Imagine that hydrant with the chart of the periodic table wrapped around it. When you think of the chart of the periodic table, you’ll picture it wrapped around a water hydrant. Because hydrant sounds similar to hydrogen, you’ll know the 1st element in the table is Hydrogen.
The 2nd element is Helium. If you’re like me, when you think of Helium, you automatically think of a helium balloon. When you let it go, it’s the type that floats up into the sky. Now imagine an enormous helium balloon. Make it the size of a car and picture it attached to the water hydrant. Because the helium balloon is so big and has so much lifting power, it starts to lift the water hydrant up off the sidewalk. Together they slowly float up into the air and away into the sky. Now, when you visualize the helium balloon floating upwards, you’ll know the 2nd element is Helium.
The 3rd element is Lithium. Lithium sounds a bit like “lithp”. People that have a lisp – a type of speech impediment – aren’t able to pronounce “lisp” and say “lithp”. Let’s pretend the large helium balloon has a lisp. It also has a small hole in it, causing the balloon to slowly deflate. Usually a balloon with a hole in it will make a slow “ssss” sound, but because this balloon has a lisp or “lithp”, it makes a “thhh” sound. Visualize the large balloon slowly deflating making a “thhh” sound. When you think of the balloon’s “lithp”, you’ll be reminded of the 3rd element, Lithium.

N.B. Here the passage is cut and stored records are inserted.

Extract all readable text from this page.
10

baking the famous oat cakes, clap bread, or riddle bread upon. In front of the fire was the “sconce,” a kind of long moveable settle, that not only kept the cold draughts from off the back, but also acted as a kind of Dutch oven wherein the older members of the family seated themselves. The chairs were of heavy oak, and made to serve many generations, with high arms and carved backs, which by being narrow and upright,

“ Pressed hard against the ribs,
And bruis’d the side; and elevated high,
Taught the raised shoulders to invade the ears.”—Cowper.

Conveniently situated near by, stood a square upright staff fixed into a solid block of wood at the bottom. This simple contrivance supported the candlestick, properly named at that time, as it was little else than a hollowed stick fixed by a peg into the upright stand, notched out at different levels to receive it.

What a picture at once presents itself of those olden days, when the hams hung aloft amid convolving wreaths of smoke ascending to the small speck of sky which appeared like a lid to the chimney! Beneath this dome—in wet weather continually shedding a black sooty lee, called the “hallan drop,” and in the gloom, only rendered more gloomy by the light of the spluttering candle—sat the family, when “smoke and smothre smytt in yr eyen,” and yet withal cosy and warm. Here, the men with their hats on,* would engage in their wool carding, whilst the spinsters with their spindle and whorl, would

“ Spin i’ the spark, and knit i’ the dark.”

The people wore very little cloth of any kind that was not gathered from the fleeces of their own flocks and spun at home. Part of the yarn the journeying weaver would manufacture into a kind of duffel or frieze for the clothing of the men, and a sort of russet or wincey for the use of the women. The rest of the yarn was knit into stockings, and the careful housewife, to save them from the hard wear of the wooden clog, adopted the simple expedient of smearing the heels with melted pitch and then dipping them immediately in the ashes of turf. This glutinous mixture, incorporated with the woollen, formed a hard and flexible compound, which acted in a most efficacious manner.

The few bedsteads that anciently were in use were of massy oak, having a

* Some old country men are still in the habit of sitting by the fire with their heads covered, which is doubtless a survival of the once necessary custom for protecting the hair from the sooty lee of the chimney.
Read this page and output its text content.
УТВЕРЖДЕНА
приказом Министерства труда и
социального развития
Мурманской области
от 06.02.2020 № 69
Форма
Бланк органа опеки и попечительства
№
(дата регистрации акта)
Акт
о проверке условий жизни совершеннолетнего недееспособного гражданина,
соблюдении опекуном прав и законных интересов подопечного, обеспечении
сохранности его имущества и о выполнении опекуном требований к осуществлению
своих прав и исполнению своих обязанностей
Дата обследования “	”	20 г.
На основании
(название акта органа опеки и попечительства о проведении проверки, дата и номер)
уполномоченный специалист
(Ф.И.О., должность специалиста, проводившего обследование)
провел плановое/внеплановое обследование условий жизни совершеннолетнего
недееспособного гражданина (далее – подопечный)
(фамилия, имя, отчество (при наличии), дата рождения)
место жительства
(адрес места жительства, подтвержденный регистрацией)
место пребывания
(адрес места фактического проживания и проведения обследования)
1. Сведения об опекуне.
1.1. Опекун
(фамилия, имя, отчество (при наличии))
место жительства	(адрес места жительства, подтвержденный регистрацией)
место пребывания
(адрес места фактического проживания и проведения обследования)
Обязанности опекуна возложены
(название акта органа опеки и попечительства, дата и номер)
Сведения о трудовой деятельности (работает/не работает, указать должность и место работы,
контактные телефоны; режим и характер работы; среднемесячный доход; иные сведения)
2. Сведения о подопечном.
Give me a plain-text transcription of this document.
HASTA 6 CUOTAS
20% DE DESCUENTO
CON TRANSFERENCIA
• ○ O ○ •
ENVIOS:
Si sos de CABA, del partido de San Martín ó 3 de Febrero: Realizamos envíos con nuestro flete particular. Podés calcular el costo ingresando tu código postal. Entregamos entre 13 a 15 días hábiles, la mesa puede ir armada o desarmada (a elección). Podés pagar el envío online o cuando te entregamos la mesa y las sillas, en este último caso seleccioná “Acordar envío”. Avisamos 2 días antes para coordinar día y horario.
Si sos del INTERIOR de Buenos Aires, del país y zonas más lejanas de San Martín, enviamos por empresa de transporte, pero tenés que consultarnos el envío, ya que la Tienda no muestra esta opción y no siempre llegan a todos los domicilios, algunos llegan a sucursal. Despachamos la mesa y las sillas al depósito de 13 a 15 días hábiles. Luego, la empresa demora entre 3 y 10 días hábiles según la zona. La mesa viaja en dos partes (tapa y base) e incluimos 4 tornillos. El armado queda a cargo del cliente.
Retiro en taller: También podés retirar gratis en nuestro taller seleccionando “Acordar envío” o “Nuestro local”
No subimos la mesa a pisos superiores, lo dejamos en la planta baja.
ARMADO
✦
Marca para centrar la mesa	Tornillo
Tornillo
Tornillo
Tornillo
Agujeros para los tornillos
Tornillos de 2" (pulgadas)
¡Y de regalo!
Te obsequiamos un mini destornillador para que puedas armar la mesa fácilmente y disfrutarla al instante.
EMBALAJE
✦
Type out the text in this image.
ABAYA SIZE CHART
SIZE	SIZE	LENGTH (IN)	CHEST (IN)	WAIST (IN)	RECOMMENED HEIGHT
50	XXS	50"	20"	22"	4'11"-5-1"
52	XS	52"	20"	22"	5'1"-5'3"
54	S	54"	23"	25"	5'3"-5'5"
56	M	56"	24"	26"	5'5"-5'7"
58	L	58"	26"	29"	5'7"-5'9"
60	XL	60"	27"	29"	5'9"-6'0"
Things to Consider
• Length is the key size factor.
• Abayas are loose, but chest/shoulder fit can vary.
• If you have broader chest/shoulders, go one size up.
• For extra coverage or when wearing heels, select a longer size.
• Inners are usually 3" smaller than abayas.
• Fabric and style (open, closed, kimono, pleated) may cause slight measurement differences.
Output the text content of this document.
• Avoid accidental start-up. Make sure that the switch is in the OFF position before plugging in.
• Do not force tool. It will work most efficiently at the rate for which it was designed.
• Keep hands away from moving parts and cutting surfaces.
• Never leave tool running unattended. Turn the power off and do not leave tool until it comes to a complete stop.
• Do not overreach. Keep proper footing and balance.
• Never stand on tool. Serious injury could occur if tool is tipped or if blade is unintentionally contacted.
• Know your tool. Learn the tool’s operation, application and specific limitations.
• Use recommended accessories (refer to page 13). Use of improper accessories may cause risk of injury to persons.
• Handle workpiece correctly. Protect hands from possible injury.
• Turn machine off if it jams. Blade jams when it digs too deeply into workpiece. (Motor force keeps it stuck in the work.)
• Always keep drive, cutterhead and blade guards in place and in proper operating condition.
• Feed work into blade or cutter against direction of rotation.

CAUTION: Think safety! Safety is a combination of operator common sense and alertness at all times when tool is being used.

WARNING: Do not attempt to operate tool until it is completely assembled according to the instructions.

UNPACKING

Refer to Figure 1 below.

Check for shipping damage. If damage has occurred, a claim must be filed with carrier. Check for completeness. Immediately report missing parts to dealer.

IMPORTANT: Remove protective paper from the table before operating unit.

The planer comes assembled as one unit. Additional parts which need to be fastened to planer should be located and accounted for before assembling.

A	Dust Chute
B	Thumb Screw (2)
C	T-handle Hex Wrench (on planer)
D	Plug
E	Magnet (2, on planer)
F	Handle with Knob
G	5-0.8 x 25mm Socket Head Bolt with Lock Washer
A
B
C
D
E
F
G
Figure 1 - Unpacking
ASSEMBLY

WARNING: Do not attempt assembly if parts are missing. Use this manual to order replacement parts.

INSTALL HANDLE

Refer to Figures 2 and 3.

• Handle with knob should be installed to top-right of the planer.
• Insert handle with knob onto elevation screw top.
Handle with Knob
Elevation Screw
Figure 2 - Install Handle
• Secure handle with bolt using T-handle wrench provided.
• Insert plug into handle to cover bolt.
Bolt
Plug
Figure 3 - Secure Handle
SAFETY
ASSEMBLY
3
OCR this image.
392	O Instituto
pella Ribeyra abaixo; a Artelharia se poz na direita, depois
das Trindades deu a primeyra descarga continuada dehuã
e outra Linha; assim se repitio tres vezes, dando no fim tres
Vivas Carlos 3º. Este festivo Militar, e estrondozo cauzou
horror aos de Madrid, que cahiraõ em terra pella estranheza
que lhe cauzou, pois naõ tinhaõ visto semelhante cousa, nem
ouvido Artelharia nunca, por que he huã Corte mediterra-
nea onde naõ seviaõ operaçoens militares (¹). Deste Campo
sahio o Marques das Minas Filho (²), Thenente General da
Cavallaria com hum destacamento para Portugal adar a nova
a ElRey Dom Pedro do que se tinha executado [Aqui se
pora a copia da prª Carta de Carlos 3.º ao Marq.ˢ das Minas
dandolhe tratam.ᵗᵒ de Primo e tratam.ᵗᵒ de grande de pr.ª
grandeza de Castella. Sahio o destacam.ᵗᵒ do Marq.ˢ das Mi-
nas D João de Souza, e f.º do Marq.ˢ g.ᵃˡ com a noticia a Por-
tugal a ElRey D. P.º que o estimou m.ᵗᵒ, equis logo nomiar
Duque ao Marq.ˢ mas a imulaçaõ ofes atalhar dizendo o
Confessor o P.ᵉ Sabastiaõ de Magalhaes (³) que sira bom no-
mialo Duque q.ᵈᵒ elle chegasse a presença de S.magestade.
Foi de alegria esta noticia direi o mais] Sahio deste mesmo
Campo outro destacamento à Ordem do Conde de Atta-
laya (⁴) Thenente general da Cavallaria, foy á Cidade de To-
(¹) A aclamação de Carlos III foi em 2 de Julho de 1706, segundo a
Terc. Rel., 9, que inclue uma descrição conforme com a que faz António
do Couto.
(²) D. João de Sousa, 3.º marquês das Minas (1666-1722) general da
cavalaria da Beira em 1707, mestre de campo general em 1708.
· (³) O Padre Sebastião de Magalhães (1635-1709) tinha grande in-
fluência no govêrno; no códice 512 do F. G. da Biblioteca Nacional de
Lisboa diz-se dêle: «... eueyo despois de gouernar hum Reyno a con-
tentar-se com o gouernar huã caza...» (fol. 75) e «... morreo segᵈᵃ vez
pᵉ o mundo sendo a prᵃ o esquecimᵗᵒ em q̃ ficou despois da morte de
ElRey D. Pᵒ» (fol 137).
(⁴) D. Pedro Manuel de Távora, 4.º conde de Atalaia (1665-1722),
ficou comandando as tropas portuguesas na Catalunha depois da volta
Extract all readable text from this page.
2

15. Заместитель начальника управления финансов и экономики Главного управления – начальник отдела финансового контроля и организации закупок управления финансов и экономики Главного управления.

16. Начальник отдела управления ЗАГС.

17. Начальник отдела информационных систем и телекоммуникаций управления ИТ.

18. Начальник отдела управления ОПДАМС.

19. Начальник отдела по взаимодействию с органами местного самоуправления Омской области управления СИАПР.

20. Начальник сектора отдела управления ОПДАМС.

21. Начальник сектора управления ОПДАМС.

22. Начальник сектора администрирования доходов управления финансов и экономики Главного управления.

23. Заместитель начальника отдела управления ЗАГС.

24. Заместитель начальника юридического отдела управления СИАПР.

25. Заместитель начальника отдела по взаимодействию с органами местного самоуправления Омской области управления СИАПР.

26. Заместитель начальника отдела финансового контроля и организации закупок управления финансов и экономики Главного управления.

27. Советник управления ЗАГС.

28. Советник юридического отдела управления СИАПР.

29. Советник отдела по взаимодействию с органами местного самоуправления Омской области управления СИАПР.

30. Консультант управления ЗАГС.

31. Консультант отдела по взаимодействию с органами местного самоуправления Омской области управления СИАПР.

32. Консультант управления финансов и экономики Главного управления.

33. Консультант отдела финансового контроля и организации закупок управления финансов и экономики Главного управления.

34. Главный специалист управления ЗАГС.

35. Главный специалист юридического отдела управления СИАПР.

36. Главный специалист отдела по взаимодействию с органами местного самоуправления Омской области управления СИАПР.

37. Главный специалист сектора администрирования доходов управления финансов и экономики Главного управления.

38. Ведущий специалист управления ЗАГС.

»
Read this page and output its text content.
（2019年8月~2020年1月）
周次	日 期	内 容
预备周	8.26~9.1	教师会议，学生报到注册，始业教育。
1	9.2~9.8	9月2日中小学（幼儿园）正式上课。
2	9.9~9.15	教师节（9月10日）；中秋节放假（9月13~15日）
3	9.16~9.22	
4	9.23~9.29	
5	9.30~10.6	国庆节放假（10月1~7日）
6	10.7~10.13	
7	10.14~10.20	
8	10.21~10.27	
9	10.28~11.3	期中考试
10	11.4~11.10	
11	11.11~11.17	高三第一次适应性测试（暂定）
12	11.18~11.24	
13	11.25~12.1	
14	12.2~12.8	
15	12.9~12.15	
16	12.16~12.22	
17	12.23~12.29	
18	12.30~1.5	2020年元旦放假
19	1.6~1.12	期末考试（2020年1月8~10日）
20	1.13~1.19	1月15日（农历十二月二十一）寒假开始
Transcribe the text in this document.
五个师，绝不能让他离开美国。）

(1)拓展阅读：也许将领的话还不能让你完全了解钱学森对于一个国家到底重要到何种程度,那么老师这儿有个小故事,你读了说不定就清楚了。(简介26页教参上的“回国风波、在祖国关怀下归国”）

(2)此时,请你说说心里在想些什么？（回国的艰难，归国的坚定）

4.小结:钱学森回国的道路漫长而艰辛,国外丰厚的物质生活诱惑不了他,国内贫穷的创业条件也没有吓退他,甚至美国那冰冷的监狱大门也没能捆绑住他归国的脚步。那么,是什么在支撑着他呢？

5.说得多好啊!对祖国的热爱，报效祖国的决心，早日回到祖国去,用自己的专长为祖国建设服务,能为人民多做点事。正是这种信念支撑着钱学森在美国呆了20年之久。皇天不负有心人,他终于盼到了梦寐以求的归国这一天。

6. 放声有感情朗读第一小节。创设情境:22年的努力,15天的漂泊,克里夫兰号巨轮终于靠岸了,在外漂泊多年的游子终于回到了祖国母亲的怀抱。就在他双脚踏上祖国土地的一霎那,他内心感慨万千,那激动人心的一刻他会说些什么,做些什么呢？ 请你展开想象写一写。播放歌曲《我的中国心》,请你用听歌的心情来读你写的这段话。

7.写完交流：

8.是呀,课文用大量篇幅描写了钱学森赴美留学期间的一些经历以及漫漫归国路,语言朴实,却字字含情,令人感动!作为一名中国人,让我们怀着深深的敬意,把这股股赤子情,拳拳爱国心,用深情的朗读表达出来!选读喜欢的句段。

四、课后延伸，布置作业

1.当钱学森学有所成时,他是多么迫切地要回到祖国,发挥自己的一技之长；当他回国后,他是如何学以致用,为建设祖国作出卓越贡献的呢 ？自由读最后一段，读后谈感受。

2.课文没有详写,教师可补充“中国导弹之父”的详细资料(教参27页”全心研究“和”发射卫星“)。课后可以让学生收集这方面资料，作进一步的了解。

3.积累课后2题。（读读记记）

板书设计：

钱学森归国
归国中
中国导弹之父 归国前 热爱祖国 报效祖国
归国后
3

The 4th element is Beryllium. If you say Beryllium slowly, it sounds like “bee really yum”. Picture your slowly deflating balloon. Imagine an enormous bumble bee lands on the balloon. The bee is the size of a football and has bright yellow and black stripes and buzzes loudly. The bee licks the balloon to have a taste and says, “that’s really yum!” It really likes the taste of the balloon. When you picture the bee licking the balloon, you’ll think, “bee really yum”, and be reminded of the 4th element, Beryllium.
The 5th element is Boron. We can break up the word Boron into “bore” and “on”. The word “bore” can mean to drill a hole. Picture now the bee, after tasting the balloon. It uses its stinger, pierces the balloon and starts to spin around in a drilling motion. The bee has landed on the balloon, tasted it, and now it’s started to “bore on” the balloon. When you picture the bee begin to bore on the balloon, you’ll remember the 5th element, Boron.